Тот вздрогнул всем телом и, оторвав свой взгляд от вод валенсийского залива, сказал:
- Герцог Якоб Форенкульт, мое полное имя и дворянский титул. Я из древнего рода тех герцогов Форенкультов, которые были пожизненными придворными казначеями и хранителями государственной печати Верховного Правителя Восточной Империи. В силу своего характера я не мог, да отец и не хотел, чтобы я пошел по его пути или стал бы его преемником на посту придворного казначея и хранителя печати. Отец, как вы поняли, не очень-то любил меня и, когда я окончил Имперскую академию Медицины, лишил меня права быть его наследником, передав это право своему третьему ребенку, только что родившемуся мальчугану от второй супруги. Решение отца в один момент превратило меня в изгоя и нищего без единого гроша в кармане. Именно поэтому я ушел в океан, где надеялся осуществить свою мечту, став настоящим морским волком и человеком, но вместо настоящего судна попал на полупиратскую бирему. Вот сейчас я стою перед вами, капитан Скар, - завершая свое печальное повествование, произнес герцог Якоб Форенкульт, - и, честное слово, не знаю, что же мне делать дальше по своей жизни. Пойти ли с тобой, капитан, но куда ты поведешь нас? Или, забрав котомку с пожитками, отправиться, куда глаза глядят?! Если в первом случае, я все же остаюсь среди людей, то во втором, мне грозит участь полного изгоя, - одиночество.
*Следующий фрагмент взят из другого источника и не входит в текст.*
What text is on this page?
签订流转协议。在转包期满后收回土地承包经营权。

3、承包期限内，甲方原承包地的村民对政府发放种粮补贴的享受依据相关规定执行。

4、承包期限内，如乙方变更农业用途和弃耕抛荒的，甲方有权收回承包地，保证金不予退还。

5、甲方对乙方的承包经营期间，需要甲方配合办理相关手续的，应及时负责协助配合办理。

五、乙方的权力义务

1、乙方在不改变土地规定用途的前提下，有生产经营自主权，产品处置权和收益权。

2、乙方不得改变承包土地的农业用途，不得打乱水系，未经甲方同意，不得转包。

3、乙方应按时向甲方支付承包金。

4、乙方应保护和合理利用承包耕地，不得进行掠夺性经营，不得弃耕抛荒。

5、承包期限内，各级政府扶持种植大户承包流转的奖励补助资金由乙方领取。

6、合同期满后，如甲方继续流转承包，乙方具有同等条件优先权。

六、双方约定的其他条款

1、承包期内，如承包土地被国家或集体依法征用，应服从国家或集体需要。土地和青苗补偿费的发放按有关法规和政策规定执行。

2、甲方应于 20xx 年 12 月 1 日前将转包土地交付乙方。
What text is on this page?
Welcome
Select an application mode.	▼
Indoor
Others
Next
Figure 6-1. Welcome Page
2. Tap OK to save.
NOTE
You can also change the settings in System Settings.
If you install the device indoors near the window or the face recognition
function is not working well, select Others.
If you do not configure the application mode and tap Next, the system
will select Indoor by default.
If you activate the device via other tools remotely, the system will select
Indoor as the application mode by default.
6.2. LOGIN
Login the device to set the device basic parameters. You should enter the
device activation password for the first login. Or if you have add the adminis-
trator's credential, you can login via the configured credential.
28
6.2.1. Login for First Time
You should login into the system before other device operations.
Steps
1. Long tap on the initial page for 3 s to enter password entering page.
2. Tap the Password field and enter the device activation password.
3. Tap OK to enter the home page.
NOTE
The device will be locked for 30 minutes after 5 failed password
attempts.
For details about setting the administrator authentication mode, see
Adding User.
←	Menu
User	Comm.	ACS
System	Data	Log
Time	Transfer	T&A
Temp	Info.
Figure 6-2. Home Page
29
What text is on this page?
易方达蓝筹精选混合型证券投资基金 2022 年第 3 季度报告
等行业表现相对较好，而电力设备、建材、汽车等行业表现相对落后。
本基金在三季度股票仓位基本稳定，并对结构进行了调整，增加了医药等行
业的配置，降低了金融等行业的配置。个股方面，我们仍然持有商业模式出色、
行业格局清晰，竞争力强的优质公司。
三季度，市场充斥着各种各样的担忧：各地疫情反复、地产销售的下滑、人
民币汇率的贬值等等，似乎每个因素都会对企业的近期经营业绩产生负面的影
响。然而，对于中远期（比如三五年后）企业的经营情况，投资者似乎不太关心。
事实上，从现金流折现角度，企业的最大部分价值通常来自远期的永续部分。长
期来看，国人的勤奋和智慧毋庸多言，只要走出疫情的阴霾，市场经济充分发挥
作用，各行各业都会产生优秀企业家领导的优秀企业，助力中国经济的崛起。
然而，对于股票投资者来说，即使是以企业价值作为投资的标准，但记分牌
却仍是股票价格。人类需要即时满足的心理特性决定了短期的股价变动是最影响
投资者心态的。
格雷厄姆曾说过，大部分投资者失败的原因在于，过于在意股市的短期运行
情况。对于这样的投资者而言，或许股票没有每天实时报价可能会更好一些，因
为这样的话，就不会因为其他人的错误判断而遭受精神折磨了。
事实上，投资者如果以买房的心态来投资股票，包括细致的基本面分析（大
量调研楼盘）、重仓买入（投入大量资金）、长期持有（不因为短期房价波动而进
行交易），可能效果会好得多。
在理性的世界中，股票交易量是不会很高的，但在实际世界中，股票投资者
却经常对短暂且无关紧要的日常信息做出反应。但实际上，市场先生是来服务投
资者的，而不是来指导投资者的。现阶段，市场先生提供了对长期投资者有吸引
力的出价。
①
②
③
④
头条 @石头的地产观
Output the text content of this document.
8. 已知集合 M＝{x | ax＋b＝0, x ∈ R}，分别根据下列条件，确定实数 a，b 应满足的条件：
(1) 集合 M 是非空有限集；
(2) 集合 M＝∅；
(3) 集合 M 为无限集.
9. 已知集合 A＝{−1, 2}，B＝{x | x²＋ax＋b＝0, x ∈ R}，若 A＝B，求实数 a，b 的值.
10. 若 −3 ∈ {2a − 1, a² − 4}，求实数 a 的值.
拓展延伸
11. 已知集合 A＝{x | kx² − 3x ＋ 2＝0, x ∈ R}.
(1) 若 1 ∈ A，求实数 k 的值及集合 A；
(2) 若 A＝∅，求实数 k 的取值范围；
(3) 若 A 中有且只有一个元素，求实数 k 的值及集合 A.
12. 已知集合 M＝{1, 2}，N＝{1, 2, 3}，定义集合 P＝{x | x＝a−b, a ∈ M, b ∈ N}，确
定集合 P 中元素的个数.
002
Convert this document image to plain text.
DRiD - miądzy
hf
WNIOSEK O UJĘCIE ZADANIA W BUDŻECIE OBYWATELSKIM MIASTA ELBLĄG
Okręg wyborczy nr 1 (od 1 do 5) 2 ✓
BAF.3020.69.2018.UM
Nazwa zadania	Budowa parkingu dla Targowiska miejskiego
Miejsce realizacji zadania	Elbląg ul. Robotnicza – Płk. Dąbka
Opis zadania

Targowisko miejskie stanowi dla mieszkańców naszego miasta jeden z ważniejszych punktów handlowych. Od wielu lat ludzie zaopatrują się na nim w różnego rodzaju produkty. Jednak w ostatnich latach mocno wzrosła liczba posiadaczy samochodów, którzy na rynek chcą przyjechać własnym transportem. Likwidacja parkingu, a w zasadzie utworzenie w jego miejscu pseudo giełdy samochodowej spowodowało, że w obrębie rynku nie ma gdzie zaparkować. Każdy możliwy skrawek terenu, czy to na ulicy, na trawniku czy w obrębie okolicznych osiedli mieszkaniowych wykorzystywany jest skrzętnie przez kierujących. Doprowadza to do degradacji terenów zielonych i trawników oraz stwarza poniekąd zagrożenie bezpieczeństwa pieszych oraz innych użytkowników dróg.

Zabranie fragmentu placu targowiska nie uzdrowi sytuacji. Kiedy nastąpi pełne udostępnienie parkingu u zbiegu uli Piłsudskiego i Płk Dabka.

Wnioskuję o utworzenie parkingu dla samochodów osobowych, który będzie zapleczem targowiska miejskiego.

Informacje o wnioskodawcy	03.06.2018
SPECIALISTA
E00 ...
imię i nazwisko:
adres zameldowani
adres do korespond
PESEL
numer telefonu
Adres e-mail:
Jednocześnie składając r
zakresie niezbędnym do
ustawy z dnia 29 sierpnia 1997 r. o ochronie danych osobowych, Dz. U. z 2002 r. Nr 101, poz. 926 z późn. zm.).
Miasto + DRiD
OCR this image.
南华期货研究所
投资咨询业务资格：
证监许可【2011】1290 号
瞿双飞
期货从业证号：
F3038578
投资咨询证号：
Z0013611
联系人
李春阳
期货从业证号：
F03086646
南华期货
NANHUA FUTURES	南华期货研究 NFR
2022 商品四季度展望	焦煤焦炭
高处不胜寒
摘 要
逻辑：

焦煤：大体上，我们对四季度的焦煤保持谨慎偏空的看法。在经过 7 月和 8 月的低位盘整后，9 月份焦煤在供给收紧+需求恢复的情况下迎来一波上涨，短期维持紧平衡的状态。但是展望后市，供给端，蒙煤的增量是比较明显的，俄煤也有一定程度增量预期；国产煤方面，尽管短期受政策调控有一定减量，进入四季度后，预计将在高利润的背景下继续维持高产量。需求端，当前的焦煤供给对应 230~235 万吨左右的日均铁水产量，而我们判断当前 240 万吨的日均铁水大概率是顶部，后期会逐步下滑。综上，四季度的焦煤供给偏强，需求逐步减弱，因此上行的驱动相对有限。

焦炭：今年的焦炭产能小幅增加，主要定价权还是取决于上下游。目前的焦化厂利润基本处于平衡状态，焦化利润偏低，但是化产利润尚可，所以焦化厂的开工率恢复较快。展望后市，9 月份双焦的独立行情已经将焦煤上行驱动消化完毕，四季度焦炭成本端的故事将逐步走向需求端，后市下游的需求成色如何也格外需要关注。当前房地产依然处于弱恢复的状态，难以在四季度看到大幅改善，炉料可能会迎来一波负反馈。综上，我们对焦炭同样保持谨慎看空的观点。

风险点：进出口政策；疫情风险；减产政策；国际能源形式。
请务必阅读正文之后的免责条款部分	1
- Помимо врача и художника, кем бы ты хотел быть, Якоб? - Спросил я Форенкульта.
- Не знаю, капитан. Я много думал об этом, но мне ничего хорошего в голову не приходило. Иногда, мне казалось, что меня влечет работа с людьми. Ну, понимаете, когда между людьми существуют твердые, установившиеся отношения, в рамках которых я знаю что можно и что нельзя делать. Мне нравится сама идея быть занятым в таком деле, стимулировать взаимоотношения между людьми. Но я не совсем уверен, что могу это правильно сделать.
Пока герцог Якоб Форенкульт рассказывал мне о себе и о своих личных проблемах, я посредством мысленного щупа продолжал работать с его сознанием. Передо мной проплывала панорама возникающих, сменяющих друг друга мыслеобразов и внутренних ощущений этого человека. Эти туманные образы возникали и таяли в безграничной глубине сознания. Я видел или, вернее сказать, ощущал безрадостные, наполненные страданиями и мучениями картины детства и юношества Якоба. Лицо отца, гневно потрясающим указательным пальцем руки. Постные старушечьи лица и лица стариков, чьи головы тряслись от старости и собственного бессилия, но все эти люди не упускали ни малейшей возможности, чтобы ущемить или сделать плохо Якобу.
Ни единого светлого и радостного образа не было в сознании этого парня!
В какой-то момент в мозгу герцога Форенкульта вдруг возник и тут же исчез, но затем снова возник мыслеобраз, в котором солдаты браво маршировали по сельскому проселку. Юный герцог Якоб Форенкульт, самозабвенно размахивая руками в такт солдатского шага, бежал и радостно смеялся сбоку от роты марширующих солдат. Затем появился мыслеобраз двух господ студентов, яростно сражающихся на спортивных рапирах. Крупным планом появилось лицо Якоба Форенкульта с высоко поднятой верх рукой победителя. Этой череды мыслеобразов или подсознательных видений хватило мне для того, чтобы разобраться и правильно оценить увиденные мною картинки подсознания.
Тогда я догадался и понял, чем можно заинтересовать этого парня и какую должность на биреме ему предложить, чтобы он с нами остался.
- Якоб, - по имени я обратился к Форенкульту, - чтобы ты мог мне ответить, если я предложил бы тебе заняться созданием отряда морской пехоты на нашей биреме. Нам должны избавиться от рабов весельщиков, морские пехотинцы, помимо выполнения своих основных функций - ведение боев на суше, должны их заменить на веслах биремы. Если мое предложение тебе интересно, то я мог бы тебе предложить чин майора морской пехоты.
- Капитан Скар, я даже не знаю, что мне следует говорить в подобных случаях. - Начал мямлить Форенкульт.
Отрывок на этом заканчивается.